Translation QA. Run back-translation or independent proofreading for critical sections (Module 1 declarations, leaflets, key warnings); track changes in a bilingual log so later variations can repeat the process without re-learning terms. When transliteration is required (names, addresses), lock spelling conventions early to avoid inconsistencies across forms, labels, and certificates.

Latest Updates and Strategic Insights: Portfolio Governance, RACI, and “Build Once, Localize Many”
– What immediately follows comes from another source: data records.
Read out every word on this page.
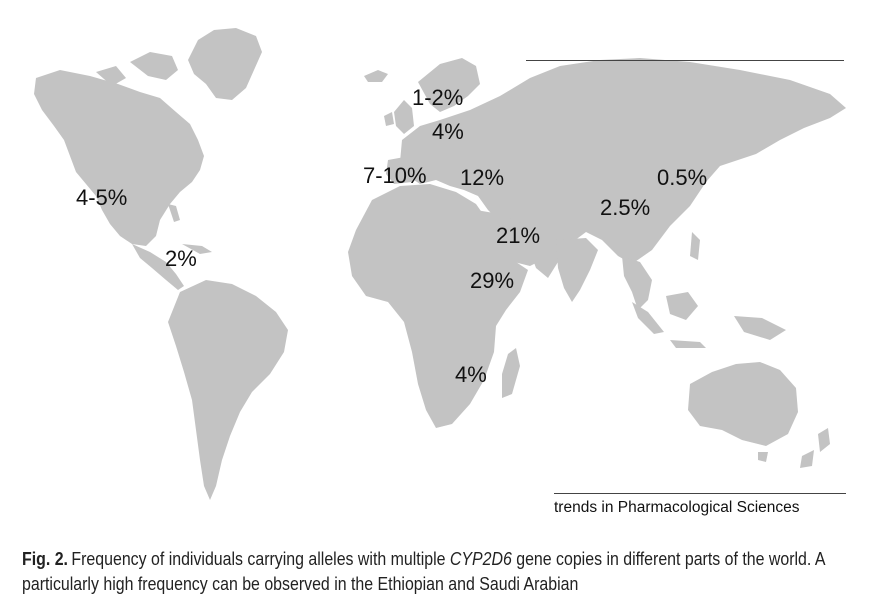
4-5%
2%
1-2%
4%
7-10% 12%
21%
29%
4%
2.5%
0.5%
trends in Pharmacological Sciences
Fig. 2. Frequency of individuals carrying alleles with multiple CYP2D6 gene copies in different parts of the world. A particularly high frequency can be observed in the Ethiopian and Saudi Arabian
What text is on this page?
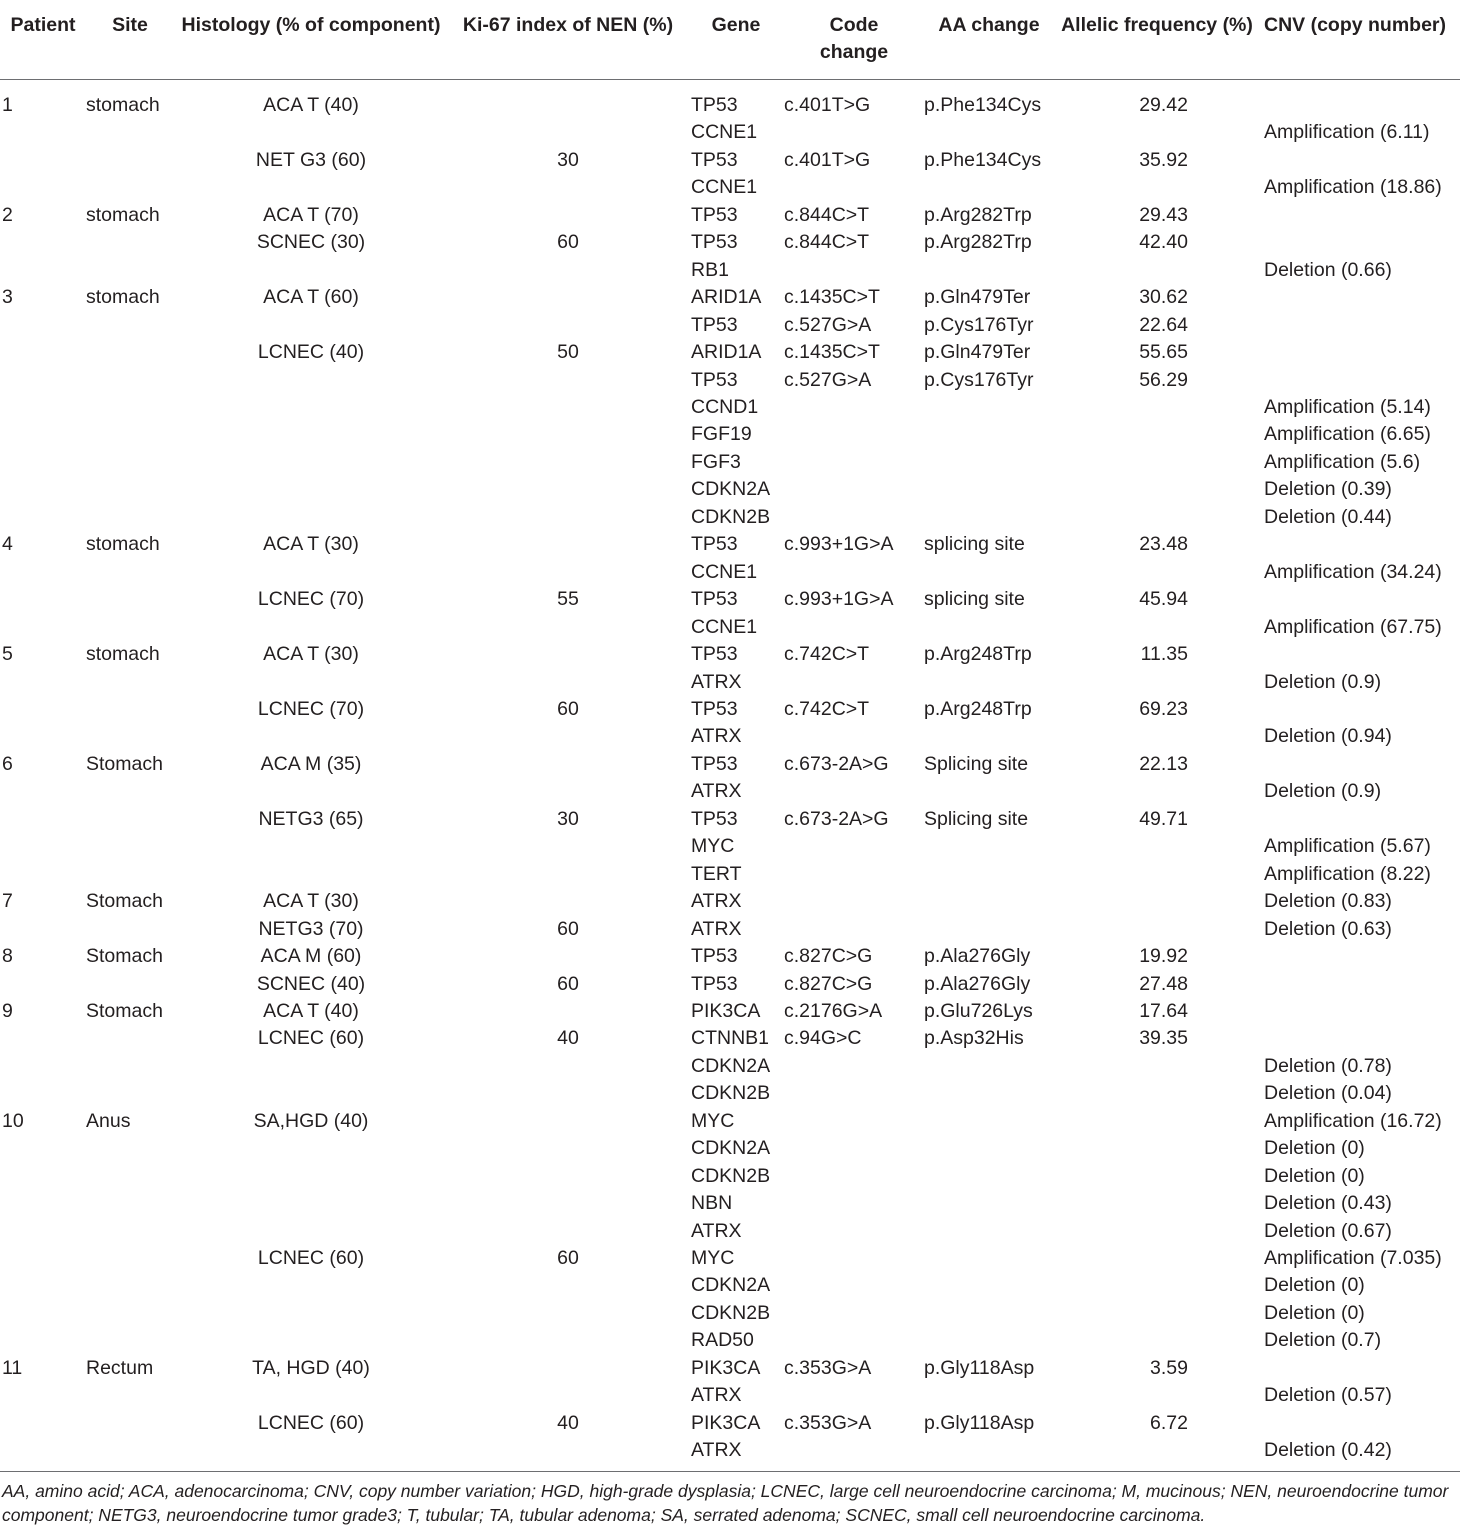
Patient	Site	Histology (% of component)	Ki-67 index of NEN (%)	Gene	Code change	AA change	Allelic frequency (%)	CNV (copy number)
1	stomach	ACA T (40)		TP53	c.401T>G	p.Phe134Cys	29.42	
				CCNE1				Amplification (6.11)
		NET G3 (60)	30	TP53	c.401T>G	p.Phe134Cys	35.92	
				CCNE1				Amplification (18.86)
2	stomach	ACA T (70)		TP53	c.844C>T	p.Arg282Trp	29.43	
		SCNEC (30)	60	TP53	c.844C>T	p.Arg282Trp	42.40	
				RB1				Deletion (0.66)
3	stomach	ACA T (60)		ARID1A	c.1435C>T	p.Gln479Ter	30.62	
				TP53	c.527G>A	p.Cys176Tyr	22.64	
		LCNEC (40)	50	ARID1A	c.1435C>T	p.Gln479Ter	55.65	
				TP53	c.527G>A	p.Cys176Tyr	56.29	
				CCND1				Amplification (5.14)
				FGF19				Amplification (6.65)
				FGF3				Amplification (5.6)
				CDKN2A				Deletion (0.39)
				CDKN2B				Deletion (0.44)
4	stomach	ACA T (30)		TP53	c.993+1G>A	splicing site	23.48	
				CCNE1				Amplification (34.24)
		LCNEC (70)	55	TP53	c.993+1G>A	splicing site	45.94	
				CCNE1				Amplification (67.75)
5	stomach	ACA T (30)		TP53	c.742C>T	p.Arg248Trp	11.35	
				ATRX				Deletion (0.9)
		LCNEC (70)	60	TP53	c.742C>T	p.Arg248Trp	69.23	
				ATRX				Deletion (0.94)
6	Stomach	ACA M (35)		TP53	c.673-2A>G	Splicing site	22.13	
				ATRX				Deletion (0.9)
		NETG3 (65)	30	TP53	c.673-2A>G	Splicing site	49.71	
				MYC				Amplification (5.67)
				TERT				Amplification (8.22)
7	Stomach	ACA T (30)		ATRX				Deletion (0.83)
		NETG3 (70)	60	ATRX				Deletion (0.63)
8	Stomach	ACA M (60)		TP53	c.827C>G	p.Ala276Gly	19.92	
		SCNEC (40)	60	TP53	c.827C>G	p.Ala276Gly	27.48	
9	Stomach	ACA T (40)		PIK3CA	c.2176G>A	p.Glu726Lys	17.64	
		LCNEC (60)	40	CTNNB1	c.94G>C	p.Asp32His	39.35	
				CDKN2A				Deletion (0.78)
				CDKN2B				Deletion (0.04)
10	Anus	SA,HGD (40)		MYC				Amplification (16.72)
				CDKN2A				Deletion (0)
				CDKN2B				Deletion (0)
				NBN				Deletion (0.43)
				ATRX				Deletion (0.67)
		LCNEC (60)	60	MYC				Amplification (7.035)
				CDKN2A				Deletion (0)
				CDKN2B				Deletion (0)
				RAD50				Deletion (0.7)
11	Rectum	TA, HGD (40)		PIK3CA	c.353G>A	p.Gly118Asp	3.59	
				ATRX				Deletion (0.57)
		LCNEC (60)	40	PIK3CA	c.353G>A	p.Gly118Asp	6.72	
				ATRX				Deletion (0.42)
AA, amino acid; ACA, adenocarcinoma; CNV, copy number variation; HGD, high-grade dysplasia; LCNEC, large cell neuroendocrine carcinoma; M, mucinous; NEN, neuroendocrine tumor component; NETG3, neuroendocrine tumor grade3; T, tubular; TA, tubular adenoma; SA, serrated adenoma; SCNEC, small cell neuroendocrine carcinoma.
As portfolios globalize, the most successful sponsors treat ACTD vs CTD as a governance problem rather than a writing problem. Establish a RACI (Responsible–Accountable–Consulted–Informed) that names a single owner for (1) the scientific core (CTD-true Modules 2–5), (2) the country pack library (Module 1 forms, legalizations), and (3) labeling/artwork localization. Tie this to release gates: no country pack ships until the link-crawl passes 100%, the bilingual copy deck matches the science anchors, and administrative documents meet validity checks.

Consider a hub-and-spoke build. The hub maintains the CTD core and the evidence map; spokes create ACTD packages per country with a strict “no edits to core” rule, only bridges and wrappers. Spokes request core changes through the hub with regulatory citation. This prevents forking of science across regions and preserves your ability to stage variations consistently (post-approval changes to specs, manufacturing sites, or labeling). When a US supplement (e.g., CBE-30/PAS) is planned, the hub forecasts the downstream ACTD impacts and primes country teams with revised bridges and updated artifacts.

Finally, keep an eye on submission portals and digitization trends. While eCTD is now standard in ICH regions, several ACTD authorities are formalizing electronic gateways with specific filename conventions and PDF checks. Proactively building eCTD-like navigation (anchors, bookmarks, searchable text) makes you ready for those shifts without re-engineering the core. The strategic payoff is a portfolio that moves fast and consistently—one science story, many compliant wrappers, fewer review cycles.